Oleh : Samsul
Pasaribu*
SUMEDANG| Rencana Komisi III DPR
RI melakukan amandemen terhadap Undang-Undang KPK RI khususnya pasal yang
mengatur tentang kewenangan KPK meliputi penuntutan dan penyadapan merupakan
langkah bunuh diri para wakil rakyat dan dipastikan akan menyulut revolusi.
Berdasarkan rekam jejak berbagai peristiwa yang mewarnai tanah air khususnya
bersentuhan langsung dengan komisi pemberantasan korupsi hampir tidak ada satu
pun upaya-upaya yang melemahkan KPK tidak ditentang oleh rakyat Indonesia.
Belum hilang dari benak kita
ribuan mahasiswa dan masyarakat berteriak di depan gerbang senayan terkait
kasus cicak buaya yang dianggap sebagai upaya kriminalisasi KPK. Tidak hanya
cukup itu saja.

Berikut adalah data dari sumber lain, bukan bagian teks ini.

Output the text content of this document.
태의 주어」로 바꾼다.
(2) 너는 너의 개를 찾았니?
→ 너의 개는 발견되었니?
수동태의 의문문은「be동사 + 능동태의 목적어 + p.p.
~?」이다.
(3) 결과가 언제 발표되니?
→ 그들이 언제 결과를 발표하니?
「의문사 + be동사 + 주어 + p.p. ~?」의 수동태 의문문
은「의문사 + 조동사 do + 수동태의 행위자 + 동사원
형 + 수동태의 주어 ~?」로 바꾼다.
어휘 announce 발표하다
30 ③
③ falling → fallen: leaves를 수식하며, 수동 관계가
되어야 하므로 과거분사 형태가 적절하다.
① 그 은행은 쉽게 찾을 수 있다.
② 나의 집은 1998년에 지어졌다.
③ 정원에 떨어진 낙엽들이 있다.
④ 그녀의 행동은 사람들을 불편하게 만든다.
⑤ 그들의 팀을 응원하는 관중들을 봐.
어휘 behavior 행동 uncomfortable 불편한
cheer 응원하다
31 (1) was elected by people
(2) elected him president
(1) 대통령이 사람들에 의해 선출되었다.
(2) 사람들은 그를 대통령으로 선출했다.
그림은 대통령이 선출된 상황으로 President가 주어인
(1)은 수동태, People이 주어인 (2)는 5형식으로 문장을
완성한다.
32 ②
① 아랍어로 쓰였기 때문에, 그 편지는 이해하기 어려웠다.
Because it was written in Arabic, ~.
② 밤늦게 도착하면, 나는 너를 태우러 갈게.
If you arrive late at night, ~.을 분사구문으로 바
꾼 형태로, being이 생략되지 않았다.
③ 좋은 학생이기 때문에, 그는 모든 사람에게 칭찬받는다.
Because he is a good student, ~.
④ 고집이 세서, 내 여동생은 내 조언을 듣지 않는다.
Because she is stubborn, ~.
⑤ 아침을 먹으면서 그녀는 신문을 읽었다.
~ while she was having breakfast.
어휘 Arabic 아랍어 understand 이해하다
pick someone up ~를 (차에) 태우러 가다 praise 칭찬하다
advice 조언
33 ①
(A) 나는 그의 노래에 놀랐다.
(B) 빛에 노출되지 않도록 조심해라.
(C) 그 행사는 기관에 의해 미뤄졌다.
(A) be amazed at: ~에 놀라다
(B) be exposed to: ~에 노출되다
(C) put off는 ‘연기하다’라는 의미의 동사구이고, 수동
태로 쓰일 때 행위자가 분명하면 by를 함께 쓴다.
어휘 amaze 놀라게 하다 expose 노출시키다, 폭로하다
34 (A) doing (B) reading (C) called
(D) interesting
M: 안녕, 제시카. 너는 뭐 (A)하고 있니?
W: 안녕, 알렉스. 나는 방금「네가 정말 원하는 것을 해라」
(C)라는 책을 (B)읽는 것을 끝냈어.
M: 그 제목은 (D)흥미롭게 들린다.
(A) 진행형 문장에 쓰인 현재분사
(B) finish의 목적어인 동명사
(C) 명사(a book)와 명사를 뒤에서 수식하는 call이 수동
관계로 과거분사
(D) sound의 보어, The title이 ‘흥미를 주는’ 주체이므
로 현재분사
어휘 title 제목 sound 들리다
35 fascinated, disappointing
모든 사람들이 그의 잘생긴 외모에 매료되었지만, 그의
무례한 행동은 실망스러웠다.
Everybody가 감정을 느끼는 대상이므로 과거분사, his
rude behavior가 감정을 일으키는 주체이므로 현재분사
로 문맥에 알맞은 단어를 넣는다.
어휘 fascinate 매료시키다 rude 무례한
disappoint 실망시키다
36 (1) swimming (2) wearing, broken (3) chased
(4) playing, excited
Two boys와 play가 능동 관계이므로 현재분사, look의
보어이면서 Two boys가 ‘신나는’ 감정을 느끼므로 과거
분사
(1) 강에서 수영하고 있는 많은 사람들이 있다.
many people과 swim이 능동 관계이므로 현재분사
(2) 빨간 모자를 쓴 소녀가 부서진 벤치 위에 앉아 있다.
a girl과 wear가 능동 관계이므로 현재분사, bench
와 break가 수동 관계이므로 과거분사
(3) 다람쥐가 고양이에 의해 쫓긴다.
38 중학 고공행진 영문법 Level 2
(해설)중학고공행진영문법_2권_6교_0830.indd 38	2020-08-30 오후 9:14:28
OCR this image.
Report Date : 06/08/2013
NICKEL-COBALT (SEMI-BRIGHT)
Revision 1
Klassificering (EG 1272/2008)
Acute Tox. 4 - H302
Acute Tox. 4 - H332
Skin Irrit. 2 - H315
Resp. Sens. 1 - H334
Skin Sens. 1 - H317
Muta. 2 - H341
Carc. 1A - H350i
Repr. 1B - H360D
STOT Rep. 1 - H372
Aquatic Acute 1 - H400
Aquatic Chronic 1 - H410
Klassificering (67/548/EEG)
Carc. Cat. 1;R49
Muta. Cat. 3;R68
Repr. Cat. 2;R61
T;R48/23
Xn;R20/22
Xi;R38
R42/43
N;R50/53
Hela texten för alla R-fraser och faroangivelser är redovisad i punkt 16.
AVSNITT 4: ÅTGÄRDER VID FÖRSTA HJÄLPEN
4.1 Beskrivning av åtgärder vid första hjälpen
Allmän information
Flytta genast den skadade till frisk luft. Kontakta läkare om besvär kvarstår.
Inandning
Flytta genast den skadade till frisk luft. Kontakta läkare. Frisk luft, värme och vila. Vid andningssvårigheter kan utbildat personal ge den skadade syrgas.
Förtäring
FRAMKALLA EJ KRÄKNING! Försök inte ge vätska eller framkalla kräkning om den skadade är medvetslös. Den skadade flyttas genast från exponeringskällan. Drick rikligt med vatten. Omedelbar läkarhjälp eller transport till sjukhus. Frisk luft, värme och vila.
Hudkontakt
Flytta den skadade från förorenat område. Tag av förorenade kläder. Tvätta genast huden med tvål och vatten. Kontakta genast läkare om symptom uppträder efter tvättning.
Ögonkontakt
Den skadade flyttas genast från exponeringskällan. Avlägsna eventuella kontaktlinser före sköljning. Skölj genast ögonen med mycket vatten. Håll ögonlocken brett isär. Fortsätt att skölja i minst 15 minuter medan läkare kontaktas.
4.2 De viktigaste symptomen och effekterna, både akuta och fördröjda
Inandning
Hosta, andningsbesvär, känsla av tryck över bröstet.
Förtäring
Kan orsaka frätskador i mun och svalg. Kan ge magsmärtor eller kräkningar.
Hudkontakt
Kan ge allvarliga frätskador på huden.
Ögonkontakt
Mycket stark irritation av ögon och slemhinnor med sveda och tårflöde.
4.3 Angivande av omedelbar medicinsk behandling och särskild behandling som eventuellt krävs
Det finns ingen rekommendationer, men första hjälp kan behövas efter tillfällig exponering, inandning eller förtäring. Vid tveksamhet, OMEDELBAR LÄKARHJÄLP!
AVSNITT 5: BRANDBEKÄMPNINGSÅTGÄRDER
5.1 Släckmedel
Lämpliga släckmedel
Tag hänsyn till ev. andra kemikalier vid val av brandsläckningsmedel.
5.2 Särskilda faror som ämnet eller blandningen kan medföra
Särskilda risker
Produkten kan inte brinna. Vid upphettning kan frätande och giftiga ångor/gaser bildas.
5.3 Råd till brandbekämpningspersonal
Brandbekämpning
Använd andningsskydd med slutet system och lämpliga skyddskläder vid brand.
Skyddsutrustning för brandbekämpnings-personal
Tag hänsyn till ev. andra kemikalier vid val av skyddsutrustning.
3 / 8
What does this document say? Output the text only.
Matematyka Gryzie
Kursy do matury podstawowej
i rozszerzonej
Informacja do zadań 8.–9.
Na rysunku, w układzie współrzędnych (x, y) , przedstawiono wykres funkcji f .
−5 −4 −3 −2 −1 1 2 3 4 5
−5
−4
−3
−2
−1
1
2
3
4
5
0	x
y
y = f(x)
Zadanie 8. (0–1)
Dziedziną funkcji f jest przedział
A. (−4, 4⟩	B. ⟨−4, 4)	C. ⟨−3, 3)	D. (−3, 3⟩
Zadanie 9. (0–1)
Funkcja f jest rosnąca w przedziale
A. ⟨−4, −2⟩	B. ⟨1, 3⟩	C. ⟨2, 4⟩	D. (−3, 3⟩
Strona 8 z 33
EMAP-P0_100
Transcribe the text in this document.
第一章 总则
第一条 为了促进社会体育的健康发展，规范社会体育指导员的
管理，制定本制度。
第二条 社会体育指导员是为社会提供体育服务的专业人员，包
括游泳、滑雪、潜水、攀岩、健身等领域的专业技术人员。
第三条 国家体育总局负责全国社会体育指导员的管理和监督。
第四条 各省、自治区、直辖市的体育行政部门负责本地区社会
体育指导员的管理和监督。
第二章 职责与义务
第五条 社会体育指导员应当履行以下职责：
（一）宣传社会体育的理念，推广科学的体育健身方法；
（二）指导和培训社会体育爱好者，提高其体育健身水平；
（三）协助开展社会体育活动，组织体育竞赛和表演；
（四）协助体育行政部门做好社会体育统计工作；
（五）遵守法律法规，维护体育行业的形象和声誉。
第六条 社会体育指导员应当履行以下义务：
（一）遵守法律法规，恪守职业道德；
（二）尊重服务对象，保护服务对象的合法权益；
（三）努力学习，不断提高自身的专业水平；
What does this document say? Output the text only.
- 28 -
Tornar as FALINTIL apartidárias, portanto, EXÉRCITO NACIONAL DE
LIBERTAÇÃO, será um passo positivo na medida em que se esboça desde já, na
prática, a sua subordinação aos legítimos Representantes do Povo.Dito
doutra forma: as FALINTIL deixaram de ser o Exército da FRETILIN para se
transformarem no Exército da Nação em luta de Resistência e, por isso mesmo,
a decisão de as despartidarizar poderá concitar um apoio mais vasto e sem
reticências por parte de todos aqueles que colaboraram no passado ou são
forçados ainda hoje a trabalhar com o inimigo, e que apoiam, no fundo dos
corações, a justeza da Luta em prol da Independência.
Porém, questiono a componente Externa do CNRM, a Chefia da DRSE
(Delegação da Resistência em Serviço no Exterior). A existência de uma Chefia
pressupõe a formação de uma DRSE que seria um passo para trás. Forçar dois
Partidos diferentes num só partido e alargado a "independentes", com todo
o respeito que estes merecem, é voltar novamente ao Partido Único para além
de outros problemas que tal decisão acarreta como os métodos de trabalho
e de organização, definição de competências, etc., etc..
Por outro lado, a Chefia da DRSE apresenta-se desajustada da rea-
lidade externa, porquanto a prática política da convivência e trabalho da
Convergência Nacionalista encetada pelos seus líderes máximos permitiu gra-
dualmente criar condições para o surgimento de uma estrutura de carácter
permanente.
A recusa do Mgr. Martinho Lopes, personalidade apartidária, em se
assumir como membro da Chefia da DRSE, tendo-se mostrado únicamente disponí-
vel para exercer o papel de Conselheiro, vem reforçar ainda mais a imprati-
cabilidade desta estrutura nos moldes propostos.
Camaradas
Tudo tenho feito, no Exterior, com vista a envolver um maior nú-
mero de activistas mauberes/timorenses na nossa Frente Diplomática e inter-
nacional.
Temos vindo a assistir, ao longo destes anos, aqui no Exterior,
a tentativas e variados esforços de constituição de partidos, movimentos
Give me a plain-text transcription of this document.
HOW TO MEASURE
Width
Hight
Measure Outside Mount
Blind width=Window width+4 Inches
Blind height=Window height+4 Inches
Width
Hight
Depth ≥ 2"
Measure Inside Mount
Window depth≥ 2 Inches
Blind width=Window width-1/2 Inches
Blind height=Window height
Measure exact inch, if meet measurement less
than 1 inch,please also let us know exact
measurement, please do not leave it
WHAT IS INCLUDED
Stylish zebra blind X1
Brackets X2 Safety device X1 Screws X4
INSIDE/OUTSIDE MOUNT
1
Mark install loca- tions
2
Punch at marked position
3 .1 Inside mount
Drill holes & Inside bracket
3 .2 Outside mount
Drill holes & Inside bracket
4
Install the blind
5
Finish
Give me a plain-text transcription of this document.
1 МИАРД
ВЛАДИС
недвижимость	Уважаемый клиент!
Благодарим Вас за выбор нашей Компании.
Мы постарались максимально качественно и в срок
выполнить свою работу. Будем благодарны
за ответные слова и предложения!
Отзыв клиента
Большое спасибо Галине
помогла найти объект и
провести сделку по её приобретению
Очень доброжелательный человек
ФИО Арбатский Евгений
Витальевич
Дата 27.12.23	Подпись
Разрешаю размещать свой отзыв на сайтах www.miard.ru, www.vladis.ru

Upaya Kementerian komunikasi dan informasi RI yang mencoba
menghilangkan wewenang KPK dalam hal penyadapan juga mengundang reaksi ribuan
massa mulai dari rakyat kecil, mahasiswa hingga tokoh-tokoh nasional. Terakhir,
tindakan komisi III DPR yang menolak pembangunan gedung KPK lagi-lagi
melahirkan tindakan spontanitas rakyat Indonesia untuk membangun sendiri gedung
baru untuk KPK RI. Rentetan peristiwa ini menjadi bukti nyata kalau KPK RI
masih menjadi satu-satunya lembaga negara di republik ini yang dipercayai dan
di cintai rakyat.
Kini, seperti tidak mengenal masa
lalu, komisi III berencana akan mempreteli kewenangan KPK khususnya kewenangan
melakukan penuntutan dan penyadapan yang sebenarnya kewenangan itu menjadi
ruhnya KPK dalam melakukan tidak pemberantasan korupsi ditanah air hingga ke
akar-akarnya. Memang harus diakui bahwa KPK belum mampu memenuhi ekspektasi
rakyat banyak terhadap kasus-kasus korupsi. Namun, hal itu terjadi bukan karena
ada udang dibalik batu atau KPK diintervensi oleh pihak lain. Kelambatan
penanganan kasus-kasus korupsi lebih kepada faktor bahwa kurang kuatnya KPK itu
sendiri.
Coba kita bayangkan. Jumlah
penyidik di KPK hanya kisaran 150 orang. Itu pun 20 diantaranya sudah ditarik
oleh polri untuk alasan yang sangat dipaksakan. Disamping itu, lembaga DPR yang selama ini bermuka tembok dan
berkulit badak dan menjadi lembaga yang
paling getol menyoroti kinerja KPK justru menjadi lembaga pertama yang mencoba
merongrong KPK dengan alasan-alasan normatif.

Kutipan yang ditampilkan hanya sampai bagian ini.